Hilang Daerah Kutub Selatan es laut dapat menyebabkan lebih banyak badai di Samudra Selatan, menurut penelitian baru.
Para ilmuwan menemukan hal itu berkurang Cakupan es laut Antartika pada tahun 2023 menyebabkan lautan kehilangan panas ekstra ke atmosfer. Hilangnya panas tersebut dapat mengganggu arus sirkulasi laut dan menyebabkan lebih seringnya terjadi badai di wilayah yang lapisan es lautnya telah berkurang.

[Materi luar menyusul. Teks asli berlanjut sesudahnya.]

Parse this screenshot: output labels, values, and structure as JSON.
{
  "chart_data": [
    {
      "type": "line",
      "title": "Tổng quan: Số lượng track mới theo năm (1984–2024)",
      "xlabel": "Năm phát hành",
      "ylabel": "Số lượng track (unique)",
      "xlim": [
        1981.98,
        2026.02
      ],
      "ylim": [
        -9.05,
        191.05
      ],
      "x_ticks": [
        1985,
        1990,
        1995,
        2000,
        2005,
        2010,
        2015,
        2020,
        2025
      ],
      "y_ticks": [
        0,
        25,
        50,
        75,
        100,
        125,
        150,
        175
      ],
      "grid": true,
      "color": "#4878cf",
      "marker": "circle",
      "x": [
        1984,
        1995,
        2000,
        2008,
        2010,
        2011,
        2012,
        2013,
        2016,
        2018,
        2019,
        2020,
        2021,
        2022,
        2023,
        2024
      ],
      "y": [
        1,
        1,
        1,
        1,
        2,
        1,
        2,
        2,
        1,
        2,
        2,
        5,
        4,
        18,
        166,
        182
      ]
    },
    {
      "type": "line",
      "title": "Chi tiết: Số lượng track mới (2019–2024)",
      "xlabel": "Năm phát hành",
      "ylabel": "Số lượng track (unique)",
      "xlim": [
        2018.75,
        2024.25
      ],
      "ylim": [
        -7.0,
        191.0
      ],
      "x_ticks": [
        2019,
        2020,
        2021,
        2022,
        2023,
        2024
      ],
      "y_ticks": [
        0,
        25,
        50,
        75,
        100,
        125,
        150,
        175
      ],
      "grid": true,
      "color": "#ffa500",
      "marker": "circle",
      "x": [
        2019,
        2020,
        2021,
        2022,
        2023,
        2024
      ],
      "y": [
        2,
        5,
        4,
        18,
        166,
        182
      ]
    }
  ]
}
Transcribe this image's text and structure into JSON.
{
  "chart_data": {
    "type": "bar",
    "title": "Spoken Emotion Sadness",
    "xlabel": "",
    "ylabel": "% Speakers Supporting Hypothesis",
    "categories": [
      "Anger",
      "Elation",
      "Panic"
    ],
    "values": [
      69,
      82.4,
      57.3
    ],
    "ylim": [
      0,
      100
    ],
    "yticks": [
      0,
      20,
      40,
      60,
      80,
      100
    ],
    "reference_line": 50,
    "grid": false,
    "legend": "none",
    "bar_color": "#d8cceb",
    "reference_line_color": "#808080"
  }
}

Tahun lalu, tutupan es turun hampir setengahnya dibandingkan dengan rata-rata antara tahun 1990 dan 2015 di empat wilayah: Laut Bellingshausen dan laut bagian luar Weddell dan Ross, tempat es laut berkurang hingga 80%, dan Enderby Land, yang mengalami penurunan hingga 50%. Kumpulan data lengkap dari tahun 2024 belum tersedia, namun cakupan yang rendah menunjukkan tren yang sedang berlangsung.

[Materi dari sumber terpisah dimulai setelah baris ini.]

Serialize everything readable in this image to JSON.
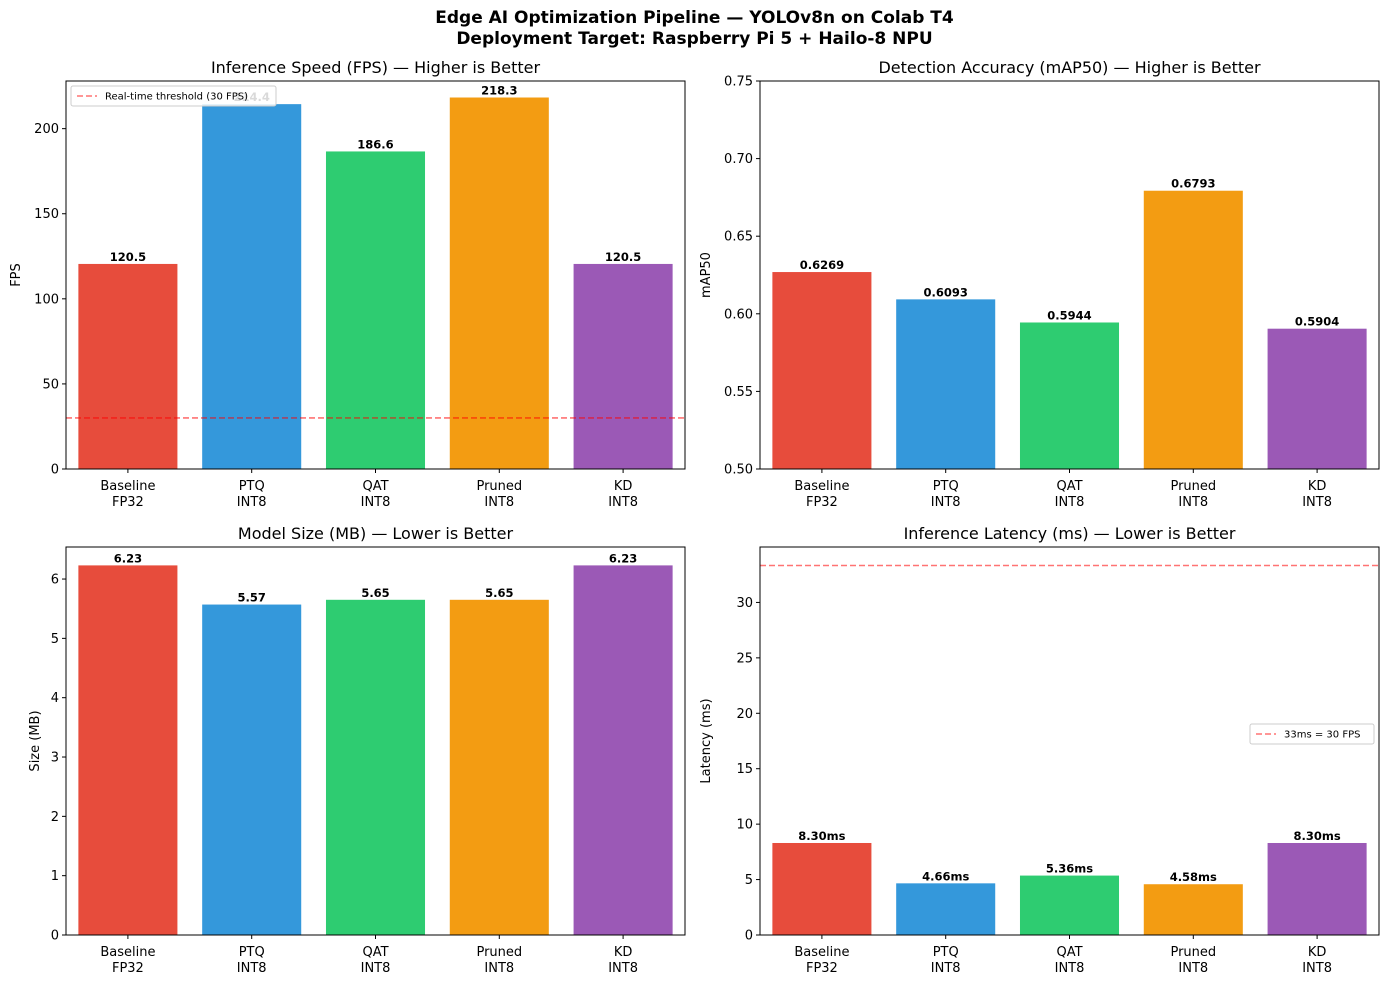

“Masih terlalu dini untuk menyatakan apakah tahun 2023 dan penurunan es laut yang memecahkan rekor menandai permulaan perubahan mendasar dalam jumlah es laut di Antartika,” salah satu penulis studi Simon Joseyseorang ahli kelautan di National Oceanography Centre di Inggris, mengatakan dalam a penyataan. “Namun, penelitian kami mengungkapkan kondisi ekstrim yang diperkirakan akan terjadi pada tahun-tahun mendatang dengan pertumbuhan kembali es yang rendah, dengan tahun 2024 tampaknya melanjutkan perubahan tajam yang terlihat pada tahun 2023.”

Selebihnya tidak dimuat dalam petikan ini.